LONDON: A British foreign office minister said on Monday some Muslims in the UK wanted to “challenge the values” of the country.
Anne-Marie Trevelyan’s was speaking after right-wing politician Nigel Farage, the honorary president of Reform UK, told Sky News on Sunday there was a growing proportion of British Muslims who “loathed” the UK’s values, citing a study that claimed 46 percent supported Hamas.
Trevelyan told LBC Radio on Monday that she believed a small minority of British Muslims matched the description.
“The vast proportion of British Muslims are wonderful, peace-loving, community-minded people, certainly in the northeast where I’m based, we have fantastic communities and they are a really important part of our social fabric,” she said.
“There are a very small proportion for whom they want to challenge those values that we hold dear in the UK, which are British values, and there we need to continue to work in community to bring those people to this.

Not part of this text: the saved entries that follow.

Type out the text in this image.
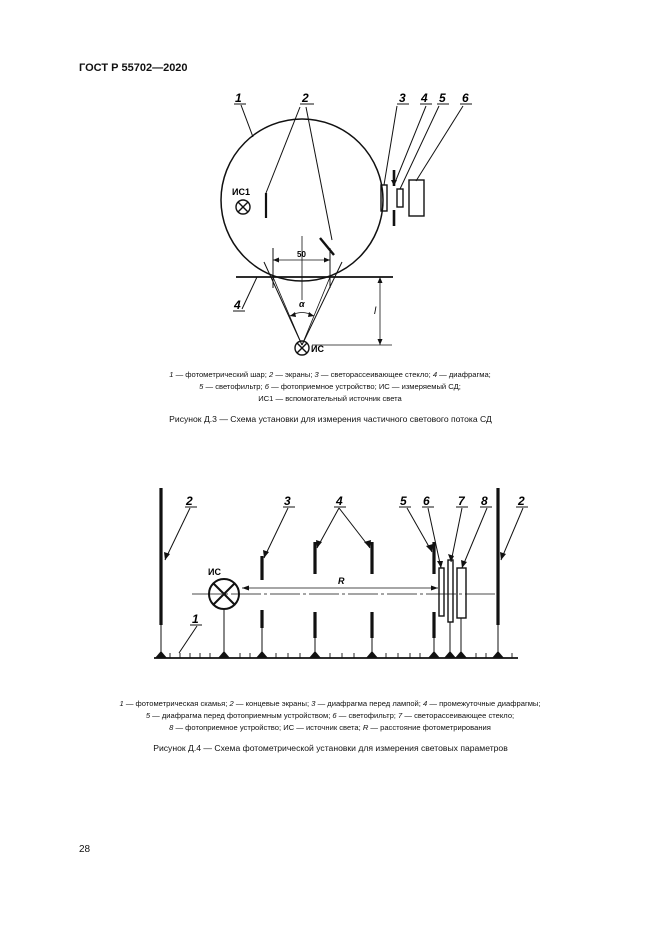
ГОСТ Р 55702—2020
1	2	3 4 5 6
4
ИС1
ИС
50
α
l
1 — фотометрический шар; 2 — экраны; 3 — светорассеивающее стекло; 4 — диафрагма;
5 — светофильтр; 6 — фотоприемное устройство; ИС — измеряемый СД;
ИС1 — вспомогательный источник света
Рисунок Д.3 — Схема установки для измерения частичного светового потока СД
2	3	4	5 6 7 8	2
1
ИС
R
1 — фотометрическая скамья; 2 — концевые экраны; 3 — диафрагма перед лампой; 4 — промежуточные диафрагмы;
5 — диафрагма перед фотоприемным устройством; 6 — светофильтр; 7 — светорассеивающее стекло;
8 — фотоприемное устройство; ИС — источник света; R — расстояние фотометрирования
Рисунок Д.4 — Схема фотометрической установки для измерения световых параметров
28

“The UK has incredible values of freedom of speech, freedom of choice … these are incredibly important values, but they have to be nurtured and looked after, and where there are those who would threaten them we need to make sure that we deal with that,” she said.
Bridget Phillipson of the Labour Party, the shadow education secretary, slammed Farage’s comments as “incendiary rhetoric,” and told the same LBC show: “What we need in this election is a sense of how we bring our country together, how we focus on a more positive and hopeful mission for what our country can be — not this kind of division.”